Dickinsonia, an Ediacaran animal with a quilted appearance.
A fossilized trilobite. This specimen of Olenoides serratus, from the Burgess shale, preserves 'soft parts' – the antennae and legs.

The Cambrian is the first geological period of the Palaeozoic era and the Phanerozoic eon. It lasted from 541 million years ago to 485.4 million years ago.[1] Before it came the Ediacaran, and after it the Ordovician.

Biologists have learnt quite a lot about the soft parts of Cambrian animals. This is because places have been found where soft parts of organisms are preserved as well as their more resistant shells. This means our understanding of the Cambrian biota is better than that of some later periods.

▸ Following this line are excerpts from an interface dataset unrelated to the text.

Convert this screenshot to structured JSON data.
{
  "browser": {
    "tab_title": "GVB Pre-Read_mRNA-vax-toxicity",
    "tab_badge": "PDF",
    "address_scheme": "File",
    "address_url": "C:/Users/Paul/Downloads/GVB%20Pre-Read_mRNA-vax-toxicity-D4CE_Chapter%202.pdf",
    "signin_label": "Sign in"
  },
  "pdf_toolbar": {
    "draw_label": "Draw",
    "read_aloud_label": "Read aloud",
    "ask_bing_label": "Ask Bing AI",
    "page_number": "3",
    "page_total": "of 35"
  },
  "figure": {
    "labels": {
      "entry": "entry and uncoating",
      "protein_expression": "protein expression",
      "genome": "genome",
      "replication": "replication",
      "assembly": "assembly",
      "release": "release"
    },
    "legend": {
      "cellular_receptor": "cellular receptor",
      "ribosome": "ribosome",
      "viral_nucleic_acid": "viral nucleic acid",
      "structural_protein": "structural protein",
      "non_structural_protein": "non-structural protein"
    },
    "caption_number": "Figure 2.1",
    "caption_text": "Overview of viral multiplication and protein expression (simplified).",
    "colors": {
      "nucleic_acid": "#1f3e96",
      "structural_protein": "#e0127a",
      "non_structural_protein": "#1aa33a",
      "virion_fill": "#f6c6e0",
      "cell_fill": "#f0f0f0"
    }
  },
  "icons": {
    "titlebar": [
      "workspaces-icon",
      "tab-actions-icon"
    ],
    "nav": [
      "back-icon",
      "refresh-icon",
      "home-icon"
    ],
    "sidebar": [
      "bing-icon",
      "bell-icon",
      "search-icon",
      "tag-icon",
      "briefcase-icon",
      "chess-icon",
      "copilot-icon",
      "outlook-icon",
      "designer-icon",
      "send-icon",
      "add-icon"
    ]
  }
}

Life on Earth changed greatly during the Cambrian period. Before the Cambrian, life was mostly small and simple. Complex organisms (metazoa) evolved during the Proterozoic era. But during the Cambrian period, some organisms used carbonate minerals for shells, so they had hard parts which could become fossils. There were many different kinds of life during the Cambrian period. This increase in the diversity of lifeforms was relatively rapid, and is called the Cambrian explosion. This adaptive radiation produced the first members of the main groups of animals, called phyla.

Almost all of this new life was in the oceans. There was little life on land except a layer of microbes. There were shallow seas near several continents, because a supercontinent called Pannotia had broken into smaller pieces. The seas were warm, and there was no ice at the North and South Pole. Many animals with hard shells appeared for the first time during the beginning of the Cambrian.